The structure of the components is based on an Arduino "Palette Board" engineered by DFRobot (which is addressed as LilyPad Arduino USB in the Arduino IDE) and 2 sensors: the DHT11 and the BMP280. All other components such as jumpers, breadboards, solar panels, DS3231, LiPo, touch sensors are brought together in a perfectly punched 3 mm balsa wood.
This is in the box:
Each individual object is well packed and, above all, provided with a SKU code so that individual parts can also be reordered if necessary.
Today at noon, followed the instructions and first adjusted the DS3231 clock, assembling the other components step by step according to the instructions. Using the Arduino IDE 1.8.19, installed the prepared libraries in the Arduino folder and uploaded the available example to the Arduino palette board. It works by itself and has led to success straight away: the LCD screen is activated by touching the touch sensor and displays the current information for a few seconds.
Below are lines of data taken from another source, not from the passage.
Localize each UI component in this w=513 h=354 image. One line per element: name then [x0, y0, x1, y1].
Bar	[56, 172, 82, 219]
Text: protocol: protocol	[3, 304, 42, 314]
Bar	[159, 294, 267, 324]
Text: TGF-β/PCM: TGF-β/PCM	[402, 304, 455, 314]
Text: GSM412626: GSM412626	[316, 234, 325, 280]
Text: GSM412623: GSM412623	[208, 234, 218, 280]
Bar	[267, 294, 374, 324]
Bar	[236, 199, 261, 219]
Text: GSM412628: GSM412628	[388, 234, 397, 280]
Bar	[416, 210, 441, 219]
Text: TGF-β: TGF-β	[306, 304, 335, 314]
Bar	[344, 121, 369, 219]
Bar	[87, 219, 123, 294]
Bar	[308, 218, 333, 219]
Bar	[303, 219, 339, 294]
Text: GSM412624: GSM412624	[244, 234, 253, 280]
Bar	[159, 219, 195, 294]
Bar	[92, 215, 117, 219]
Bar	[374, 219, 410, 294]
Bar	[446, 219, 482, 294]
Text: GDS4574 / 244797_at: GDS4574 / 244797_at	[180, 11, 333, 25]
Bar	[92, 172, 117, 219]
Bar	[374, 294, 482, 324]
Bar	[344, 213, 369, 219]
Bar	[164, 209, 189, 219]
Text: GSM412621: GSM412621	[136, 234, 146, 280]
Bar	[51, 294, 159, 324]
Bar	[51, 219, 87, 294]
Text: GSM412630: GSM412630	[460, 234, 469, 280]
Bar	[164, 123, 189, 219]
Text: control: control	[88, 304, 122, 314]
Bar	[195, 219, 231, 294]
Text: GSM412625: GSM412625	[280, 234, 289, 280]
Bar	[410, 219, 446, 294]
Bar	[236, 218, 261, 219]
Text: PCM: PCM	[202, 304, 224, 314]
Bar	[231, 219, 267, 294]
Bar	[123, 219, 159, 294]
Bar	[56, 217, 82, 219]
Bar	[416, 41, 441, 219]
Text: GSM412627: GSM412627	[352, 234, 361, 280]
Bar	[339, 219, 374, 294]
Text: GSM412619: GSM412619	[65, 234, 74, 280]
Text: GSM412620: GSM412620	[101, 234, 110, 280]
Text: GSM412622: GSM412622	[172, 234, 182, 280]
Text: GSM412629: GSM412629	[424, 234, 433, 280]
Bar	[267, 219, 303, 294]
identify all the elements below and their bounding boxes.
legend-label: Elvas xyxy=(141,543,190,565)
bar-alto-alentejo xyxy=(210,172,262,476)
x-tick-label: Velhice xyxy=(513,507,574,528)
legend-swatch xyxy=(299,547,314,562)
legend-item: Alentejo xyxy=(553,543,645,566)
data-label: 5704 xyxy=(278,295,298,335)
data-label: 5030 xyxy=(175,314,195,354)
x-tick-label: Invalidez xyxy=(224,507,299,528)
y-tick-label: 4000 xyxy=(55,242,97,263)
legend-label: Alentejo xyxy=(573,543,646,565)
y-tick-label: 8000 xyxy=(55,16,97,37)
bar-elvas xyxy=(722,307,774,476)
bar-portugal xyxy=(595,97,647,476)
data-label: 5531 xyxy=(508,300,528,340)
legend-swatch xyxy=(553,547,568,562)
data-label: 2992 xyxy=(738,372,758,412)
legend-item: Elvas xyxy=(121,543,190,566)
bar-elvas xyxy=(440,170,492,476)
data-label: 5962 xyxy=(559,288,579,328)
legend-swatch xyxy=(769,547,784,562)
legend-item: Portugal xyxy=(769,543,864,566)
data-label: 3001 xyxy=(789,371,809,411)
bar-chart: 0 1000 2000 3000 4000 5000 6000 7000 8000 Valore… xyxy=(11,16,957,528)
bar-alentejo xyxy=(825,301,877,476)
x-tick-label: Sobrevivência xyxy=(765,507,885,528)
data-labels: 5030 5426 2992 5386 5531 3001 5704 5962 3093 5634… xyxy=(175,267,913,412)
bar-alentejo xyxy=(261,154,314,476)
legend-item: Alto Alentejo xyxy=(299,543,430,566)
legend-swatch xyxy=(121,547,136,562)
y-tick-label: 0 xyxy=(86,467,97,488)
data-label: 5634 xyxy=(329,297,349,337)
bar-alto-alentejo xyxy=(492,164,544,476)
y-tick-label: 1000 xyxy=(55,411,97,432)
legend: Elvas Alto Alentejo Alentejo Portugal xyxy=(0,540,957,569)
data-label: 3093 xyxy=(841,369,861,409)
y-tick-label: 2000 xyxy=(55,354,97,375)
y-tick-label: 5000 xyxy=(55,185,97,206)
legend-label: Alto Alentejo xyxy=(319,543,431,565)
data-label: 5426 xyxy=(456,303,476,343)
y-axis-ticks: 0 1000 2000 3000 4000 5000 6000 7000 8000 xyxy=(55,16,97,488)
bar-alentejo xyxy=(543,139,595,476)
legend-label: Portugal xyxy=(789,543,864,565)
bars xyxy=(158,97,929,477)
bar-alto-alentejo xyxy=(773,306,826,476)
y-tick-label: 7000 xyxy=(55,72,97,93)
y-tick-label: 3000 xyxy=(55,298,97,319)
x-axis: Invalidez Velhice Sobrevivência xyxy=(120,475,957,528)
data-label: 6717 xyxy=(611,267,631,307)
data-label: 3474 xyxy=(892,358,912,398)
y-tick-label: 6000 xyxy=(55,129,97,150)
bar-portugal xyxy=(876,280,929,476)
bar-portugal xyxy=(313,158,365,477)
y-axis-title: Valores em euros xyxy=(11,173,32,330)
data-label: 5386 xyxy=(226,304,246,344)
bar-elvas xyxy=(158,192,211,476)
Remember that the information shown, such as date, time, temperature, humidity and air pressure, does not move to a database for storage or analysis via Bluetooth or WLAN, but is a snapshot.
So it still offers options for expansion: this also includes the idea of expanding the Palette Board with an Air Quality Sensor and a Dust Adapter from Sharp. The example code is already prepared for this - thank you very much, DFRobot!
A further improvement would be an outside temperature sensor connected to radio waves (as example): in addition to measuring the inside temperature, this would also have the outside temperature.
During this dark season of the year, the battery level can be exhausted, so that you can also supply the Arduino Palette Board with constant power via the USB connection. You can conveniently lead the USB cable inside to the device on the side walls.
If the information collected is still not enough, the DHT11 and BMP280 sensors can also be exchanged for a BME680: this would result in Temperature, Humidity, Pressure and Gas.
The applied aluminum foil is intended to protect the components from overheating and to prevent the measurement result from being falsified.The solar panel, which charges the LiPo, is applied.